If Tyler hates the status quo so much, maybe he shouldn't be constantly propping it up in songs and on the Internet. And I don't mean to say that art can't be disturbing or even obscene. But what message does Tyler's lyrics on Bastard and now Goblin send to hip-hop artists like MC Lyte, Jean Grae, Empress Stahhr, etc? I hope OFWGKTA grow out of that teenage American male mindset (kinda like the Beastie Boys did) and end up using their talents for good.


#7. Ubiquitous beer commercials that are constantly telling me to 'man up' by drinking only the most watery brands of beer, presumably so scantily clad ladies can immediately start paying me more attention.


#8. Not adding anything to this blog for months...but then spending too much time on a blog post. Though it would help if Blogger wasn't routinely deleting or losing all of my work, even after saving. I guess Trump, Zuckerberg, the U.S. military, potential white Tetsuos, Odd Future fans, and Miller Lite didn't like what I had to say and are conspiring to erase my feelings...

March 16, 2011

Las Vegas, the City Where Dignity Goes to Get Date Raped

What happens in Las Vegas, stays in Las Vegas, so says an oft-quoted, asinine commercial slogan. Do you think that’s because what actually does happen there is so incredibly depressing that nobody wants to talk about it? I do.

I’ve always been ambivalent about Las Vegas. Despite my near-total love of everything related to gambling, Vegas doesn’t much do it for me. And it was actually disappointing to hear a friend announce that his bachelor party would take place in the City that Shame Built. It just seems so cliché. It seems like the place that old, boring people from Oklahoma go to “get wild.” (Of course, their idea of getting wild involves mile-long pork buffets and the tepid comedy of Paul Reiser. Zzzzzzzzz.)

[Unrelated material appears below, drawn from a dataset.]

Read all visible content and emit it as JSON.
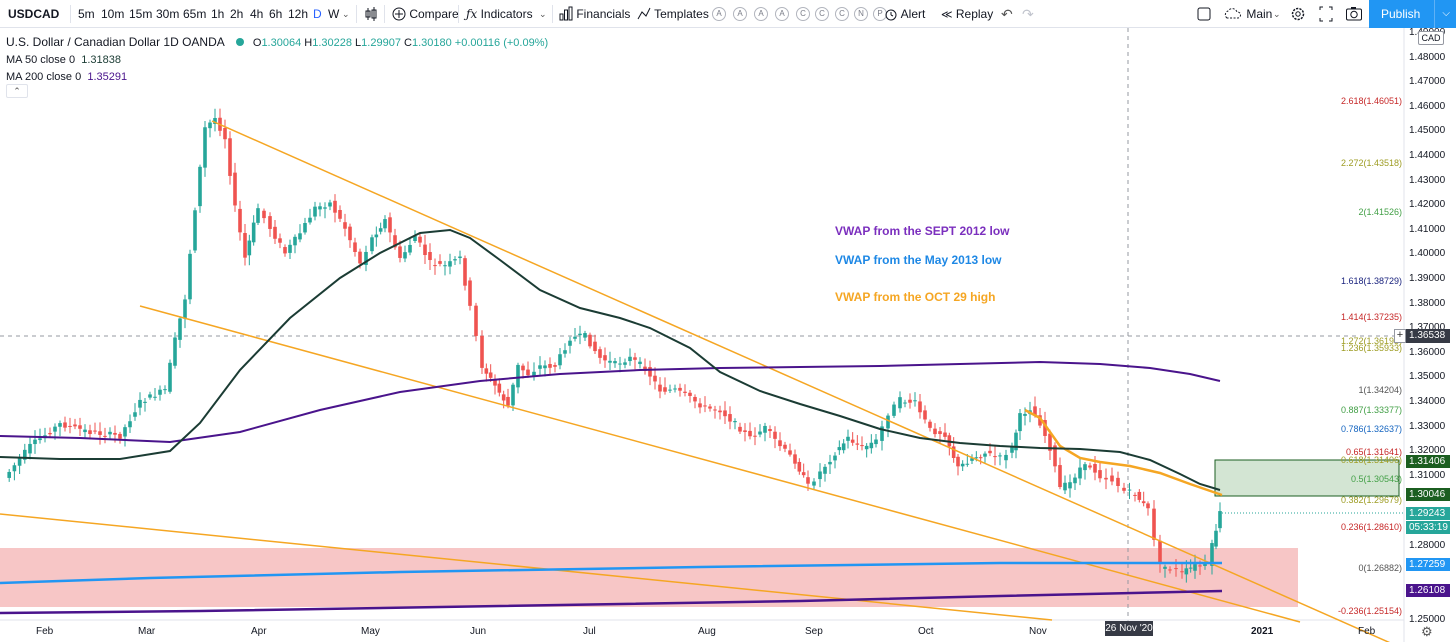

Also, I’m not a big fan of strip clubs. I’ve tried to explain this dozens of times to my more douchebag-leaning friends, but I just get blank, he-must-be-gay stares. Naked ladies may be the best thing ever. That’s why there’s so much art devoted to them. If you can make a naked lady painting look as beautiful as an actual naked lady does, then you’re probably a good artist. I love looking at naked ladies as much as the next guy, but the exchange of money, or the process of turning it into a business transaction, immediately removes all sexiness from the equation. (I also suffered a severe stripper trauma when I was 18, but that’s a story for another time.)

But I’m going to the bachelor party, anyway. I want to celebrate with my friend, and I want to feel again the sweet felt of a roulette table. I want to chip shuffle at a poker table across from a pro. I want to overplay my two pair and lose hundreds of dollars in the blink of an eye. Also, there’ll be a “big box of drugs” made available. And there’s a street over which you can zip line. Mushrooms + zip line = yes, please! I would also like to freak out some of the Midwestern normals waddling around. This is gonna get Hunter S. Thompson-style weird, my friends.

At least, I hope it does. Otherwise, it's just gonna be a long weekend of neon-bright sadness and all-you-can-eat despair.